Perjalanan hukum Ishak bermula ketika ia tiba-tiba ditetapkan sebagai tersangka dalam kasus yang disebutnya rekayasa hukum oleh pihak-pihak yang ingin merebut hak tanah miliknya. Ia menyebut penetapan tersangka dan penahanannya dilakukan tanpa dasar yang jelas dan melanggar prosedur hukum acara pidana.

Selama 58 hari ditahan, Ishak mengaku mengalami tekanan psikologis berat. Reputasi dan nama baiknya hancur akibat pemberitaan dan stigma sosial. Namun setelah perjuangan panjang, ia akhirnya memenangkan gugatan praperadilan yang membatalkan seluruh proses hukum terhadapnya.

“Putusan praperadilan itu membuktikan kalau saya benar-benar dikriminalisasi. Tapi siapa yang bertanggung jawab atas kerugian moral dan harkat martabat saya selama ditahan tanpa dasar hukum yang sah?” ujarnya dengan suara bergetar.

Ishak bersama kuasa hukumnya menuntut agar seluruh oknum kepolisian yang terlibat, baik di tingkat penyidik Polrestabes Makassar maupun Polda Sulsel, diberikan sanksi tegas berupa Pemberhentian Tidak Dengan Hormat (PTDH).

Sebagai contoh, ia menyoroti keputusan sanksi etik terhadap Aiptu Marzuki (NRP 74040397) dari Unit Reskrim Polsek Tamalate, yang dinilai terlalu ringan.

“Saya sangat kecewa dengan keputusan itu. Sanksinya terlalu ringan. Padahal dia seharusnya direkomendasikan untuk PTDH. Ini bukan kesalahan kecil, tapi kejahatan yang merampas hak asasi saya,” ujarnya usai menghadiri sidang kode etik di Polrestabes Makassar, Rabu (22/10/2025).
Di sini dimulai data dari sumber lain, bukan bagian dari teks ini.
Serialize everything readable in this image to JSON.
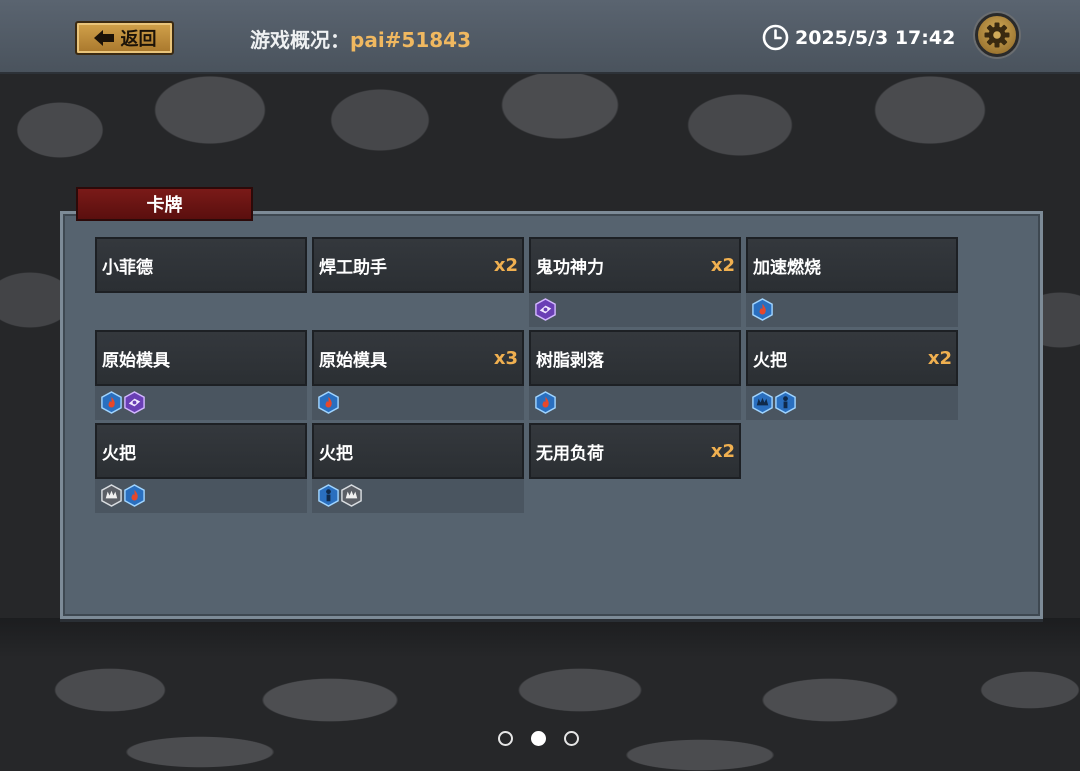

Sidang tersebut berdasarkan Keputusan Kepala Komisi Kode Etik Polri Polrestabes Makassar Nomor: 108-9/Huk.4/2025 tertanggal 19 September 2025 serta surat tuduhan S.KN/08/X/2025/Propam.

Dalam pemeriksaan, Aiptu Marzuki disangkakan melanggar Pasal 5 ayat (1) huruf c, Pasal 7 huruf c, dan Pasal 7 huruf e Peraturan Polri Nomor 7 Tahun 2022 tentang Kode Etik Profesi dan Komisi Kode Etik Polri.
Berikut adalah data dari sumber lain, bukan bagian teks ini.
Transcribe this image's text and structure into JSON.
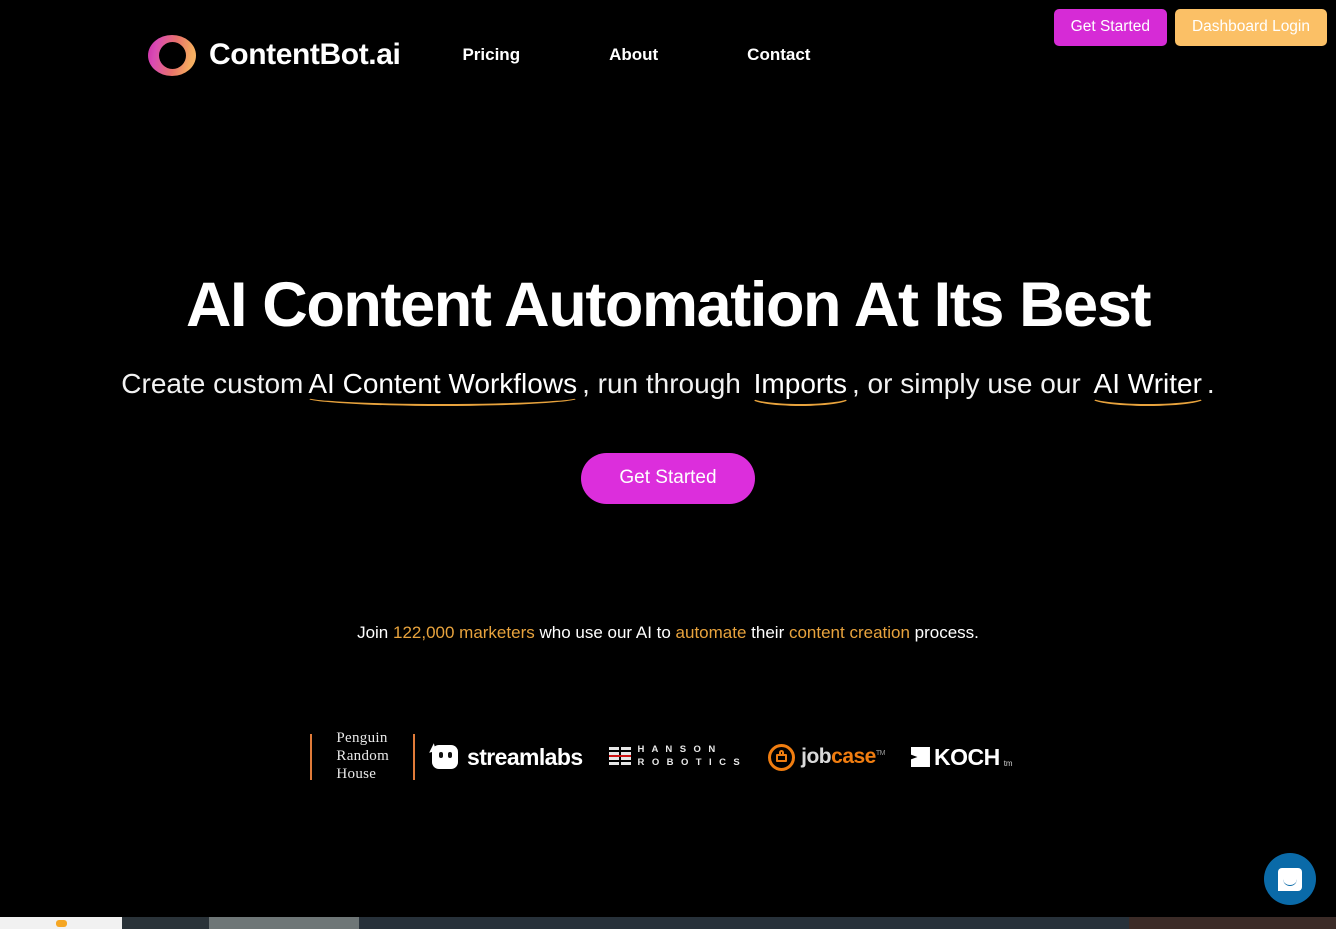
{
  "brand": {
    "name": "ContentBot.ai",
    "logo_icon": "gradient-ring-icon",
    "gradient_from": "#cc2ea8",
    "gradient_to": "#f7b96a"
  },
  "nav": {
    "items": [
      {
        "label": "Pricing"
      },
      {
        "label": "About"
      },
      {
        "label": "Contact"
      }
    ]
  },
  "auth": {
    "get_started_label": "Get Started",
    "get_started_color": "#d62bd6",
    "dashboard_login_label": "Dashboard Login",
    "dashboard_login_color": "#fbc066"
  },
  "hero": {
    "title": "AI Content Automation At Its Best",
    "subtitle": {
      "part1": "Create custom",
      "highlight1": "AI Content Workflows",
      "part2": ", run through ",
      "highlight2": "Imports",
      "part3": ", or simply use our ",
      "highlight3": "AI Writer",
      "part4": "."
    },
    "cta_label": "Get Started",
    "cta_color": "#dc2edc",
    "underline_color": "#e8a33d"
  },
  "social_proof": {
    "prefix": "Join ",
    "count": "122,000 marketers",
    "middle": " who use our AI to ",
    "action": "automate",
    "middle2": " their ",
    "subject": "content creation",
    "suffix": " process.",
    "accent_color": "#e8a33d"
  },
  "logos": {
    "penguin": {
      "line1": "Penguin",
      "line2": "Random",
      "line3": "House"
    },
    "streamlabs": {
      "name": "streamlabs"
    },
    "hanson": {
      "line1": "H A N S O N",
      "line2": "R O B O T I C S"
    },
    "jobcase": {
      "part1": "job",
      "part2": "case",
      "tm": "TM"
    },
    "koch": {
      "name": "KOCH",
      "tm": "tm"
    }
  },
  "chat": {
    "launcher_label": "chat-launcher",
    "color": "#0a6aa8"
  }
}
Ishak menduga kuat kasus yang menimpanya merupakan bagian dari kerja sama sistematis antara oknum aparat dan pihak-pihak berkepentingan di sektor pertanahan. Ia menyebut jaringan ini sebagai “sindikat korporasi mafia hukum” yang beroperasi dengan rapi, memanfaatkan kekuasaan aparat untuk menekan warga dan menguasai lahan sengketa.
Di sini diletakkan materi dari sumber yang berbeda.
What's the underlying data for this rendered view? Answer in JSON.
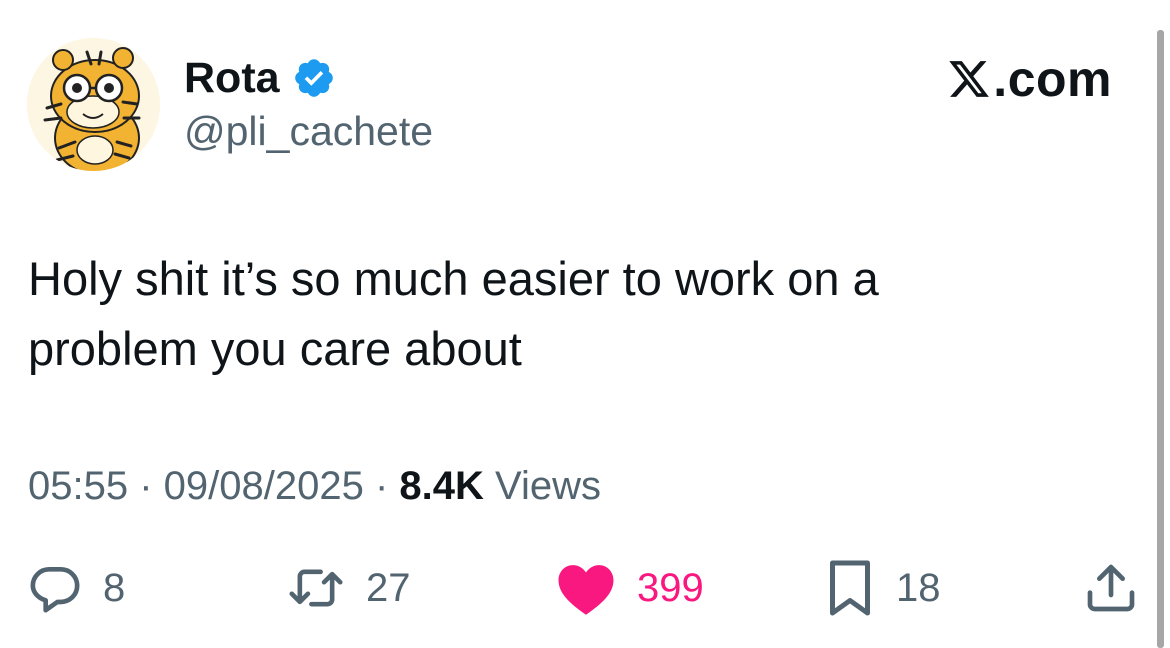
{
  "author": {
    "display_name": "Rota",
    "handle": "@pli_cachete",
    "verified": true,
    "avatar": "tiger-cartoon-avatar"
  },
  "brand": {
    "logo": "x-logo-icon",
    "text": ".com"
  },
  "tweet": {
    "text": "Holy shit it’s so much easier to work on a problem you care about"
  },
  "meta": {
    "time": "05:55",
    "separator": " · ",
    "date": "09/08/2025",
    "views_count": "8.4K",
    "views_label": " Views"
  },
  "actions": {
    "replies": "8",
    "retweets": "27",
    "likes": "399",
    "bookmarks": "18"
  },
  "colors": {
    "text": "#0f1419",
    "secondary": "#536471",
    "like": "#f91880",
    "verified": "#1d9bf0"
  }
}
“Saya melihat ini bukan sekadar salah tangkap atau salah prosedur. Ada sistem yang bekerja, ada jaringan yang bermain. Mereka memakai seragam hukum untuk menindas masyarakat kecil,” tegasnya.

Dalam kesempatan itu, Ishak juga menyinggung konsep Presisi Polri (Prediktif, Responsibilitas, Transparansi Berkeadilan) yang digaungkan oleh Kapolri Jenderal Listyo Sigit Prabowo.

Menurutnya, semangat reformasi internal Polri itu gagal total di lapangan.

“Presisi seharusnya bukan slogan kosong. Tapi kenyataannya, justru banyak oknum di lapangan yang menjadikan hukum sebagai alat menindas,” ujarnya getir.

Ishak berharap Kapolri dan Propam Mabes Polri turun tangan menelusuri dugaan pelanggaran ini, serta meminta Kompolnas dan Komnas HAM ikut mengawasi prosesnya demi menjamin keadilan.

Setelah memenangkan praperadilan, Ishak berencana menuntut ganti rugi dan pemulihan nama baiknya, serta melaporkan balik oknum-oknum yang diduga melanggar prosedur dan HAM berat selama proses penahanan berlangsung.

“Saya akan melapor balik. Saya ingin negara hadir. Saya ingin keadilan ditegakkan, bukan hanya untuk saya, tapi untuk semua warga yang jadi korban kesewenang-wenangan aparat,” tegasnya.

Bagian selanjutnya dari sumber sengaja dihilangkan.